ヒカルもきっと後悔している。アキラに知られるのを恐れているから、あんな風に畏縮しているのだ。
少し叱って、それから許してあげよう。彼は子供だから、深い意味など考えずに行動して
しまったに違いない。
冷たい水で顔を洗って、気持ちを静めた。寝不足気味の頭がすっと醒めるような気がした。
水とともに、心の中でつかえているものも流れていく。けれど、頭の片隅ではほんの少しだが、
まだ蟠るものが残っていて、アキラの気持ちは晴れ晴れというわけにはいかなかった。


(47)
 三人で囲む食卓は最悪だった。アキラと社―――――睨み合う二人の間に挟まれて、
ヒカルはいたたまれなかった。こうなった原因は自分にある。きっと、アキラはもう知っているのだろう。
ヒカルが社とセックスをしてしまったことを………。
 社は自分を本気で好きだと言っていた。それを聞いた瞬間、ヒカルは社と寝たことを心底
後悔した。自分はアキラが好きなのだ。それなのに、社と関係してしまった。それは、
彼の気持ちを弄んだことになるのではないだろうか。
 結果、ヒカルは傷つき、アキラも社も傷ついた。北斗杯に向けて三人のチームワークは
バラバラ。志気も体調も最低だ。これは全部自分が招いたことなのだ。情けなくて涙が出そうだ。
 ヒカルは、二人に話しかけようと何度か口を開きかけたが、喉の奥に何かが詰まったような
感じがして声が出なかった。閉じたり開いたりしてパクパクしている口の中に、かわりに
パンを押し込んだ。乾いたパンの感触が舌に張り付き、ますます、話しづらくなった。味なんて
まるでわからない。

 「進藤、レセプションの前に一度帰るんだろ?何時に出るの?」
重い空気に背中を丸めて、パンを囓るヒカルにアキラが話しかけた。不意に話しかけられて、
ヒカルは面食らってしまった。ビックリしてアキラの顔をマジマジと見つめる。
 アキラの声は優しい。口元には笑みさえ浮かべていた。
「え………と………ひ、昼前ぐらい………」
ヒカルはモゴモゴと口ごもった。
『塔矢………怒ってネエのかな………?』
ヒカルは複雑な気持ちだった。さっきまで、アキラが怖くて仕方がなかったのに、こんな風に、
笑顔を向けられると逆にどうしていいのかわからなくなる。
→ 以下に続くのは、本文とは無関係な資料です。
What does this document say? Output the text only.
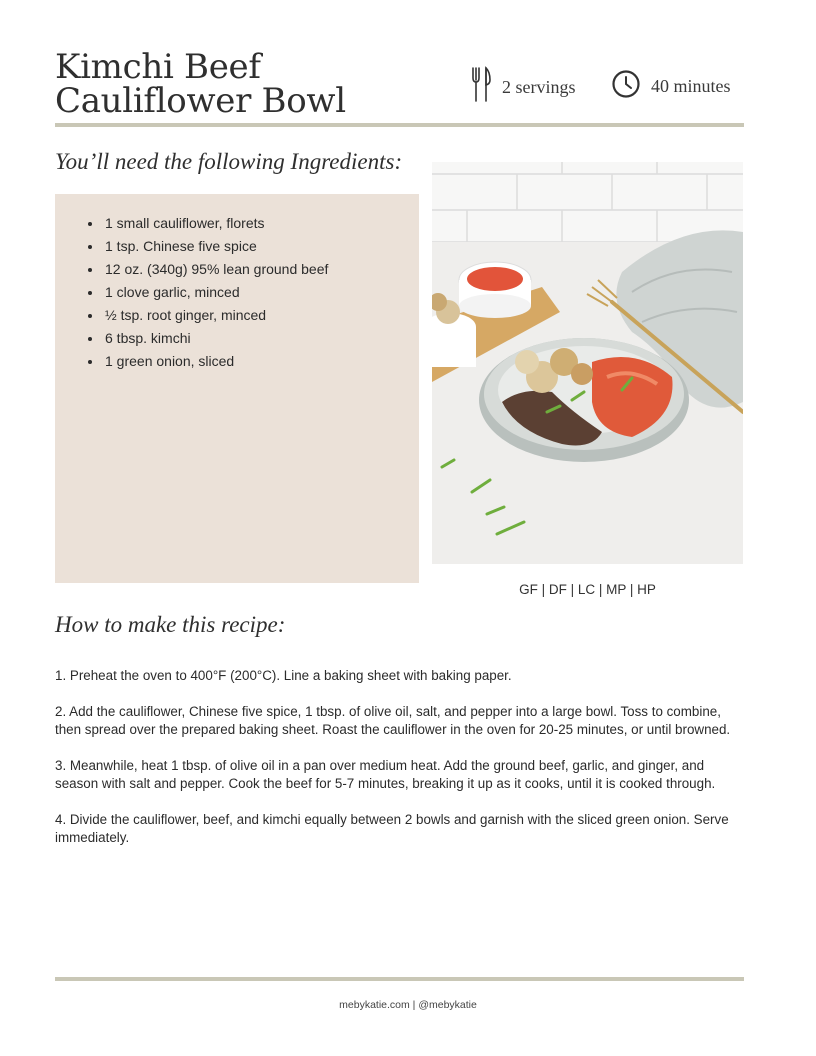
Kimchi Beef
Cauliflower Bowl	2 servings	40 minutes
You’ll need the following Ingredients:
• 1 small cauliflower, florets
• 1 tsp. Chinese five spice
• 12 oz. (340g) 95% lean ground beef
• 1 clove garlic, minced
• ½ tsp. root ginger, minced
• 6 tbsp. kimchi
• 1 green onion, sliced
GF | DF | LC | MP | HP
How to make this recipe:

1. Preheat the oven to 400°F (200°C). Line a baking sheet with baking paper.

2. Add the cauliflower, Chinese five spice, 1 tbsp. of olive oil, salt, and pepper into a large bowl. Toss to combine, then spread over the prepared baking sheet. Roast the cauliflower in the oven for 20-25 minutes, or until browned.

3. Meanwhile, heat 1 tbsp. of olive oil in a pan over medium heat. Add the ground beef, garlic, and ginger, and season with salt and pepper. Cook the beef for 5-7 minutes, breaking it up as it cooks, until it is cooked through.

4. Divide the cauliflower, beef, and kimchi equally between 2 bowls and garnish with the sliced green onion. Serve immediately.

mebykatie.com | @mebykatie
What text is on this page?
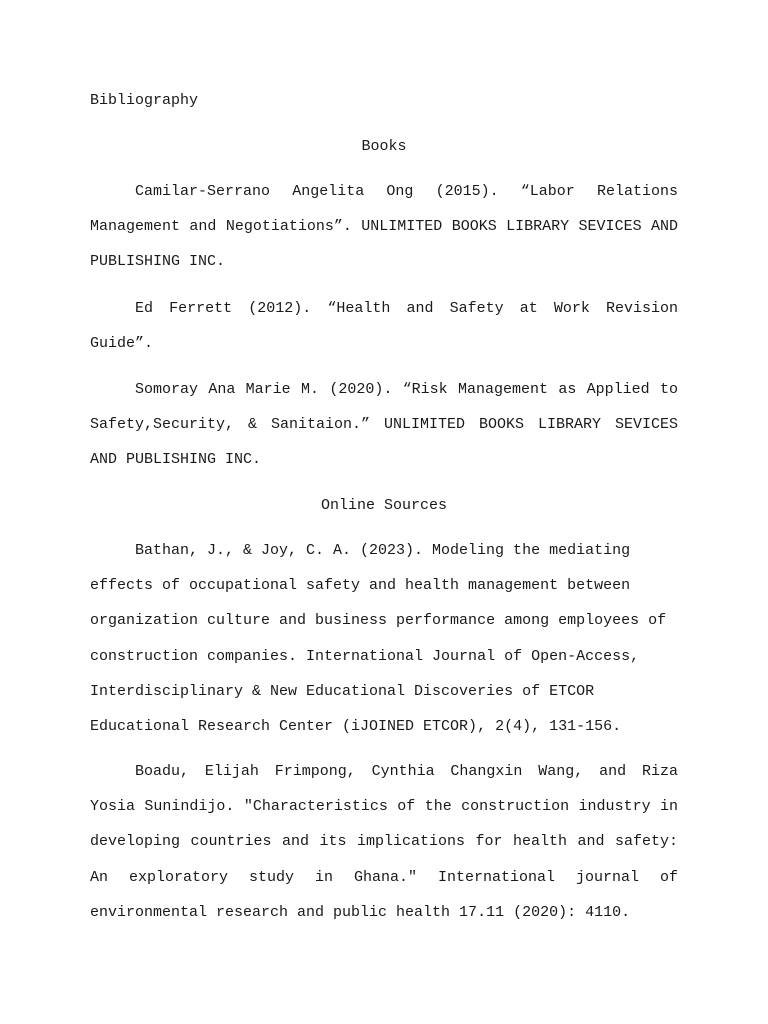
Bibliography
Books

Camilar-Serrano Angelita Ong (2015). “Labor Relations Management and Negotiations”. UNLIMITED BOOKS LIBRARY SEVICES AND PUBLISHING INC.

Ed Ferrett (2012). “Health and Safety at Work Revision Guide”.

Somoray Ana Marie M. (2020). “Risk Management as Applied to Safety,Security, & Sanitaion.” UNLIMITED BOOKS LIBRARY SEVICES AND PUBLISHING INC.

Online Sources

Bathan, J., & Joy, C. A. (2023). Modeling the mediating effects of occupational safety and health management between organization culture and business performance among employees of construction companies. International Journal of Open-Access, Interdisciplinary & New Educational Discoveries of ETCOR Educational Research Center (iJOINED ETCOR), 2(4), 131-156.

Boadu, Elijah Frimpong, Cynthia Changxin Wang, and Riza Yosia Sunindijo. "Characteristics of the construction industry in developing countries and its implications for health and safety: An exploratory study in Ghana." International journal of environmental research and public health 17.11 (2020): 4110.
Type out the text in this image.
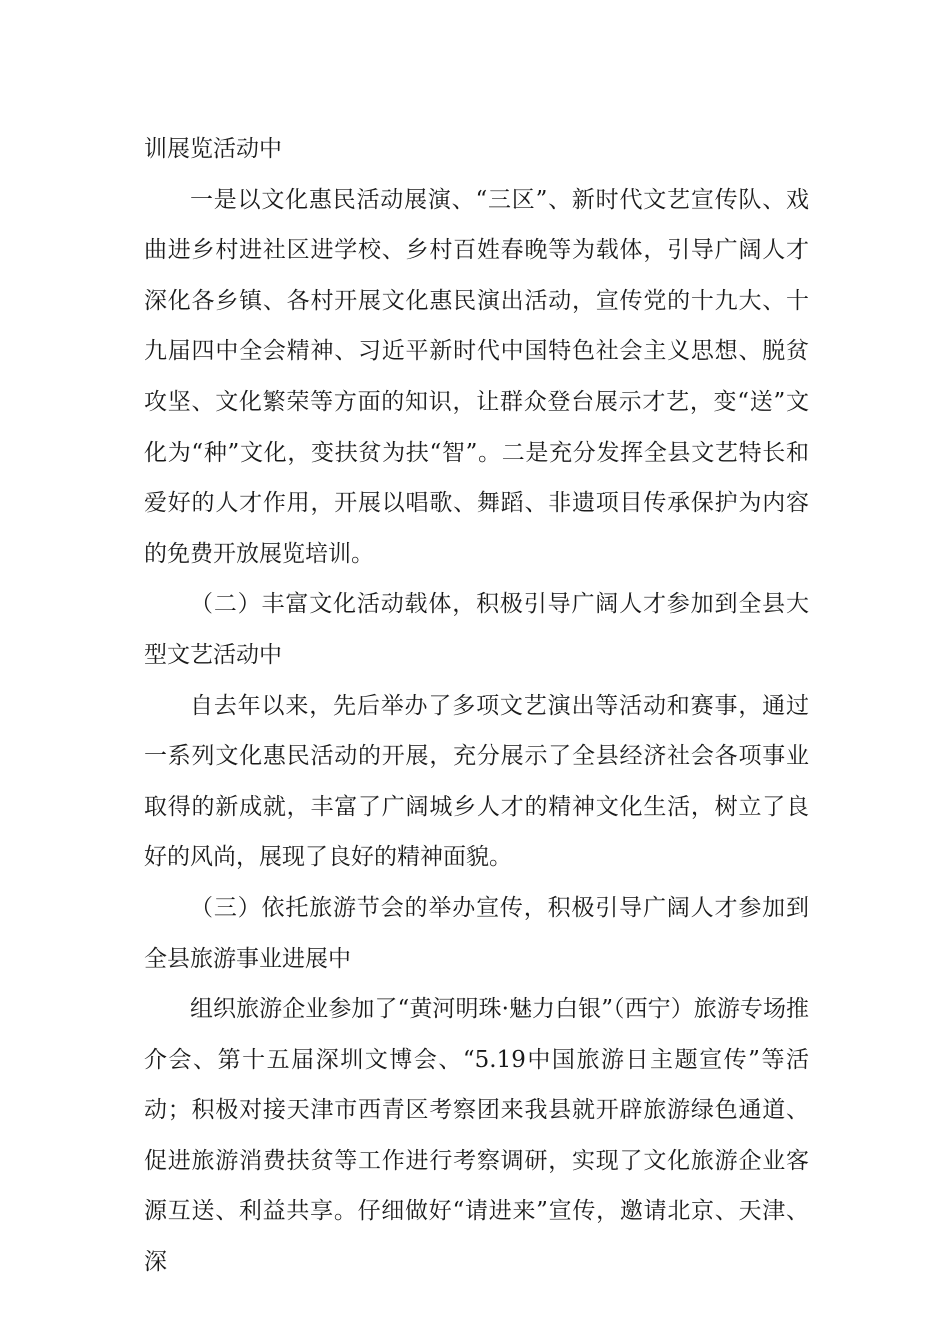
训展览活动中

一是以文化惠民活动展演、“三区”、新时代文艺宣传队、戏曲进乡村进社区进学校、乡村百姓春晚等为载体，引导广阔人才深化各乡镇、各村开展文化惠民演出活动，宣传党的十九大、十九届四中全会精神、习近平新时代中国特色社会主义思想、脱贫攻坚、文化繁荣等方面的知识，让群众登台展示才艺，变“送”文化为“种”文化，变扶贫为扶“智”。二是充分发挥全县文艺特长和爱好的人才作用，开展以唱歌、舞蹈、非遗项目传承保护为内容的免费开放展览培训。

（二）丰富文化活动载体，积极引导广阔人才参加到全县大型文艺活动中

自去年以来，先后举办了多项文艺演出等活动和赛事，通过一系列文化惠民活动的开展，充分展示了全县经济社会各项事业取得的新成就，丰富了广阔城乡人才的精神文化生活，树立了良好的风尚，展现了良好的精神面貌。

（三）依托旅游节会的举办宣传，积极引导广阔人才参加到全县旅游事业进展中

组织旅游企业参加了“黄河明珠·魅力白银”（西宁）旅游专场推介会、第十五届深圳文博会、“5.19中国旅游日主题宣传”等活动；积极对接天津市西青区考察团来我县就开辟旅游绿色通道、促进旅游消费扶贫等工作进行考察调研，实现了文化旅游企业客源互送、利益共享。仔细做好“请进来”宣传，邀请北京、天津、深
アキラが怒らないのは、自分のことは
もう、どうでもいいと思っているのではないだろうかと、変なことを考えてしまう。
『オレって、勝手だな………』
ヒカルは俯いて、またパンを口の中にせっせと押し込んだ。


(48)
 朝食を済ませ、座卓の上を片していると、社が横に同じように屈んで卓の上を拭き始めた。
ヒカルは何を話していいのかわからず、ただ、俯いてひたすら作業を続けた。と、いっても、
そんなに散らかっているわけでもない。今はただ、右のものを左に置いたり、ゴミを出したり
入れたり、気まずい空気を誤魔化すために手を動かしているだけにすぎなかった。

 「進藤。」
出し抜けに名前を呼ばれて、手に持っていた食器を座卓の上に滑り落とした。
「あ……やば…!」
慌てて、拾い上げ、それを翳して見る。派手な音だった割には、欠けてもいないし、罅も
入っていなかった。
「スマン…悪かったな…」
社の言葉にヒカルは反射的に首を振った。声をかけられたくらいで、皿を落とすほど驚く
なんて…………恥ずかしくて顔が火照った。
 そんなヒカルの様子を見て、社は少し困ったように笑った。苦笑いとも違う、ヒカルが
可愛くてしょうがないと僅かに細められた目が語っている。
「ちゃうねん………昨日のこと…」
「…………え……?」
「乱暴なまねして………せやけど……オレ、本気やから……」
何でもないようなことのように、社は言った。さらりと言った言葉の裏には、彼の想いの
すべてが込められていたのが、こういうことに疎い世間知らずなヒカルにもわかった。


(49)
 どうしよう―――――ヒカルは本当に困ってしまった。昨日のことは思い出したくない…………
忘れたいのだ。自分が悪いということは百も承知だが、社の口から『好き』という言葉は聞きたくない。
どんなに考えても、自分がアキラ以外の相手を好きになるとは思えない。ヒカルは顔を伏せたまま、
社になんと答えればいいのか、悩んだ。

 『オレのことなんかどうして好きになるんだよ………』
自分に人を惹き付けるほどの魅力があるとはとうてい思えない。アキラにしろ、社にしろ、
ヒカルよりずっと大人で格好いい。その二人がどうして…………。人を好きになるのに
外見は関係ないとは思うけど、まったく無関係とは言い切れない。中身はというと、これまた
問題だらけのような気がする。ヒカルは、どうして二人がそんな自分に執着するのか、
不思議で仕方がなかった。

 そんなことを考えている間も、社の視線を全身で感じていた。俯いているのも苦しくて、
ヒカルはそっと顔を上げた。まともに視線がぶつかった。
 自分を見つめる社の瞳は澄んでいて、その目に正面から捕らえられて何故か胸が苦しくなった。
喉の奥から迫り上がってくるものにヒカルは狼狽えた。そして、それは決して不快なものではなかった。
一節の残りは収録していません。